From the moment Boris Johnson joined the race to be Britain’s next prime minister last month, victory has seemed likely for the larger-than-life Conservative politician.
The former foreign secretary and London mayor’s grandiose character was always going to be a central part of his campaign to replace the comparatively wooden Theresa May.
Now the line between Johnson’s persona – the most potent weapon in his political career – and his private life has become murky.
Johnson has repeatedly dodged questioning over what happened in Friday’s early hours, when police were called to an alleged altercation at the south London home he shares with girlfriend Carrie Symonds.
The incident has raised serious questions, not just over Johnson’s character, but at what point a future prime minister’s private life becomes off-limits to the public.
This is far from the first time Johnson’s personal life has made headlines. Reports of his alleged extra-marital affairs have long graced the pages of the UK tabloids. In 2004 he was fired as a spokesman on cultural affairs for the Conservative party after revelations about his private life.
Johnson has four children with his second wife, Marina Wheeler. The couple separated last year.
But last week Johnson supporter and fellow Conservative MP Johnny Mercer was left floundering after a BBC journalist put him on the spot about how many children Johnson has fathered.
“What Boris chooses to do in his personal life and what he chooses to talk about is entirely a matter for him,” Mercer said. “It would be entirely inappropriate for me to talk about any of that.”
Johnson has never publicly addressed the issue of extra-marital children. CNN has contacted Johnson’s office for comment but had not received a reply at time of publication.
In a BBC interview late on Monday, Johnson continued to shutdown any media discussion of the incident with Symonds.
“I do not talk about stuff involving my family, my loved ones,” he said. “And there’s a very good reason for that. That is that, if you do, you drag them into things that really is … not fair on them.”
When the private becomes public
Politicians “don’t forfeit their right to privacy simply because they run for office,” according to Jeffrey Howard, a lecturer in political theory at University College London. But the nature of Friday’s incident – an alleged domestic row involving police – is in the public interest and deserves an explanation, he said.
In a recording made by neighbor Tom Penn, Symonds is heard telling Johnson to “get off me” and “get out of my flat,” the Guardian newspaper reported.
Penn said he knocked on the door, got no response, then called police. In turn, London’s Metropolitan Police said in a statement that officers arrived and “spoke to all occupants of the address, who were all safe and well.”
There is no suggestion that Johnson’s behavior in this instance amounted to abuse. But Johnson nevertheless “owes the public just an explanation of what happened, so there isn’t even the appearance of anything morally amiss,” Howard said.
John Griffin, a major Conservative party donor, seems to agree. “We deserve an explanation about that row, and he has to handle it properly,” Griffin told The Guardian on Monday. “He can’t assume that we are going to support him when he has not explained every detail.”
Trial by media?
Johnson sees things differently. At a hustings event in Birmingham over the weekend, moderator Iain Dale asked the politician at least four times about the incident – which Johnson each time avoided, instead saying that people did not “want to hear” about the reported row.

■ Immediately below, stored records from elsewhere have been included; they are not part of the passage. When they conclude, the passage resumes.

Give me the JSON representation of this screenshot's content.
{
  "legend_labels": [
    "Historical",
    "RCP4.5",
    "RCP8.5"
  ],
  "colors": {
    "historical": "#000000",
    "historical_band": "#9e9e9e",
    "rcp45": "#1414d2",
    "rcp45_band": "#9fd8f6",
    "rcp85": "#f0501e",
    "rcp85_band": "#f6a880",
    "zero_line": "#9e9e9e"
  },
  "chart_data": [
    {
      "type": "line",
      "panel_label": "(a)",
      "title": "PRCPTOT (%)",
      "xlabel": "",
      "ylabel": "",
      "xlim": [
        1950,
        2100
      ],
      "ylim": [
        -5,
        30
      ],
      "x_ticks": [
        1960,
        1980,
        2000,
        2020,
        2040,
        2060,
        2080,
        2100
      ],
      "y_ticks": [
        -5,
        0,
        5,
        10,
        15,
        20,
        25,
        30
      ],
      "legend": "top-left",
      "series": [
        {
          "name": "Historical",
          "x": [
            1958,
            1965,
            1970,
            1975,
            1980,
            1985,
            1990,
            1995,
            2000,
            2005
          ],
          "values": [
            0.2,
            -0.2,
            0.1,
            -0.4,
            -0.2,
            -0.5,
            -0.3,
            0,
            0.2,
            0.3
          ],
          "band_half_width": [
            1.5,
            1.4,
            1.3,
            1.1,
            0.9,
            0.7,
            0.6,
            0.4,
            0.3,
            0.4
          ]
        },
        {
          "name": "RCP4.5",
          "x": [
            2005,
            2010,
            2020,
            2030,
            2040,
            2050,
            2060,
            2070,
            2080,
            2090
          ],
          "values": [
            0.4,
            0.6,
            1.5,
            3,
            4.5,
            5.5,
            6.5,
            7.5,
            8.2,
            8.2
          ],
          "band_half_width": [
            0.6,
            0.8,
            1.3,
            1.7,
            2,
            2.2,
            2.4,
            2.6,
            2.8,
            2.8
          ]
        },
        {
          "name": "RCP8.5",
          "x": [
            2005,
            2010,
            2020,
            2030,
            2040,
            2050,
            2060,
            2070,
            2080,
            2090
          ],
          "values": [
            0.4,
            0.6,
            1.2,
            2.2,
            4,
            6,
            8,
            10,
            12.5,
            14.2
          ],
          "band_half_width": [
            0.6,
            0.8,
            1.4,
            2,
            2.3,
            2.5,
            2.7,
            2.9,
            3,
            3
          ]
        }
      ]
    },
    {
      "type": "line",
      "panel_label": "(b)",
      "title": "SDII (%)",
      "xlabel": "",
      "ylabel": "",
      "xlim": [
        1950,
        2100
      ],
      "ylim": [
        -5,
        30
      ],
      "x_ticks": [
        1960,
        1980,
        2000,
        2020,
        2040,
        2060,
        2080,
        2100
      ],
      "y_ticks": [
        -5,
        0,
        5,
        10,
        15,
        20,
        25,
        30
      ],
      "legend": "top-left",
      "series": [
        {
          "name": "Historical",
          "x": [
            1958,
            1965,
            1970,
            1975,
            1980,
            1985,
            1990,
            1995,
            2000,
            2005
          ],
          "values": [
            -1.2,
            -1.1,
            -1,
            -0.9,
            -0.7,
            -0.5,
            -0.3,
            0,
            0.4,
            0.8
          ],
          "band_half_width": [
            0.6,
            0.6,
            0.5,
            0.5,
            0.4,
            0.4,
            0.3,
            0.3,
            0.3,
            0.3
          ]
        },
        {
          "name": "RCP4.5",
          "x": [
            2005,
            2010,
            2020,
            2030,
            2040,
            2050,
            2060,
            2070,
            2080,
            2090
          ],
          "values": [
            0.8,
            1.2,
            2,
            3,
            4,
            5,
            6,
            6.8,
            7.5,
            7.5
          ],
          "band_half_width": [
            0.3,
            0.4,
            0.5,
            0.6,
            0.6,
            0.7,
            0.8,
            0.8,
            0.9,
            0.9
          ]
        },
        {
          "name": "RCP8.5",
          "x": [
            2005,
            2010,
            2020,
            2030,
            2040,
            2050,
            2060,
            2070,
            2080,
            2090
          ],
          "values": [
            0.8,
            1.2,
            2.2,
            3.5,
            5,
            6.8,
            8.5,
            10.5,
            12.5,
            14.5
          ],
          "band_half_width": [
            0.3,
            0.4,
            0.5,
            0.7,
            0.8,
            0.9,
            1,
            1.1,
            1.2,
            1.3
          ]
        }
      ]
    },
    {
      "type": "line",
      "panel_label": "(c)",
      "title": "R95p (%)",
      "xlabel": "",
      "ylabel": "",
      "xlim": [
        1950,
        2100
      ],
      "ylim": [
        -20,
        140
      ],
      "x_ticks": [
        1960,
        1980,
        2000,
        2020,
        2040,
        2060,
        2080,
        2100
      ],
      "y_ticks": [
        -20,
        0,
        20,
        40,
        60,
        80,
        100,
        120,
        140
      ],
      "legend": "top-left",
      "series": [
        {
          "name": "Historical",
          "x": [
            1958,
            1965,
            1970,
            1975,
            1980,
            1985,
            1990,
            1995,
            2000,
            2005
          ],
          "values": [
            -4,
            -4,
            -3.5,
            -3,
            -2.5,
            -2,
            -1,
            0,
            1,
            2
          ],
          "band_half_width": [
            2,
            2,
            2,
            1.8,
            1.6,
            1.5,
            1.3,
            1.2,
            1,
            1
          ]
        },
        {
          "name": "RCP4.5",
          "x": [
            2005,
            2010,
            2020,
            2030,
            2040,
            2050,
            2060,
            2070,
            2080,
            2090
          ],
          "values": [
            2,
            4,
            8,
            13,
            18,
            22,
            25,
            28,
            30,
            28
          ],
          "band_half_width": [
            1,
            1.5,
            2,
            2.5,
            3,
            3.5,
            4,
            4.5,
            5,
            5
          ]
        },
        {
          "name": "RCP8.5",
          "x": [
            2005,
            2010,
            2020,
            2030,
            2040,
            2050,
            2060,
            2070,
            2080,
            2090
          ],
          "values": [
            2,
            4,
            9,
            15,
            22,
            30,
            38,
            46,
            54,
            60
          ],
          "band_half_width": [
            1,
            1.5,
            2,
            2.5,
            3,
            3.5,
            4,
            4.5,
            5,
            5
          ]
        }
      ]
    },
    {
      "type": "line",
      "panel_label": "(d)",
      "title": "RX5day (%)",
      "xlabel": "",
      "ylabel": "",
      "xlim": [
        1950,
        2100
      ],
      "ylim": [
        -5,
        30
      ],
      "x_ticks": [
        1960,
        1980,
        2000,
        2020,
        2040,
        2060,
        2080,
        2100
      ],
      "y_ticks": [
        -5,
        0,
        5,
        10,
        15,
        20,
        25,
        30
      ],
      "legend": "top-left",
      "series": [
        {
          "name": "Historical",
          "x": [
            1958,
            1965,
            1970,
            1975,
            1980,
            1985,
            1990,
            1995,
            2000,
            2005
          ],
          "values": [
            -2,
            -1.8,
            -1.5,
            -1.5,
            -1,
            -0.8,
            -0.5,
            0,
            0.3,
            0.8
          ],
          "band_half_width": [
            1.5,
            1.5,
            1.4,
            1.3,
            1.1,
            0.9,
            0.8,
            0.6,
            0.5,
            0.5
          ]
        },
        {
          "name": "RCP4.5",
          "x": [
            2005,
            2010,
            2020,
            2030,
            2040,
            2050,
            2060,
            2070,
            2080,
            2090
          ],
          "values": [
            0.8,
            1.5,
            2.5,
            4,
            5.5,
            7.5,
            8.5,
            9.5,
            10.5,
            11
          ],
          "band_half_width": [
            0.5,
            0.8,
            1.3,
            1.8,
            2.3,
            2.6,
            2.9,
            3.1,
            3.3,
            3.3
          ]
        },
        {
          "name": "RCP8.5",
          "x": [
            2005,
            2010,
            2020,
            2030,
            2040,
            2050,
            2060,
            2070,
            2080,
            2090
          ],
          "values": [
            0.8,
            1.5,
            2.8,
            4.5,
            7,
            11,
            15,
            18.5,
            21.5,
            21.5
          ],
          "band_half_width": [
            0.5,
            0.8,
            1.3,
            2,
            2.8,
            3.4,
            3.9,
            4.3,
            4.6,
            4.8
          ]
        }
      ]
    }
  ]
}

In any case, the British media certainly want to speculate on it.
On Monday, George Osborne, former Conservative chancellor and now editor of London paper the Evening Standard, tweeted an image of the newspaper’s front page showing Johnson and Symonds together.
The image shows the pair holding hands and gazing into each other’s eyes reportedly in the Sussex countryside.
The Evening Standard reported that a source from Johnson’s campaign confirmed that the picture was genuine, but couldn’t say who took the photo or whether the pair knew that it was being taken.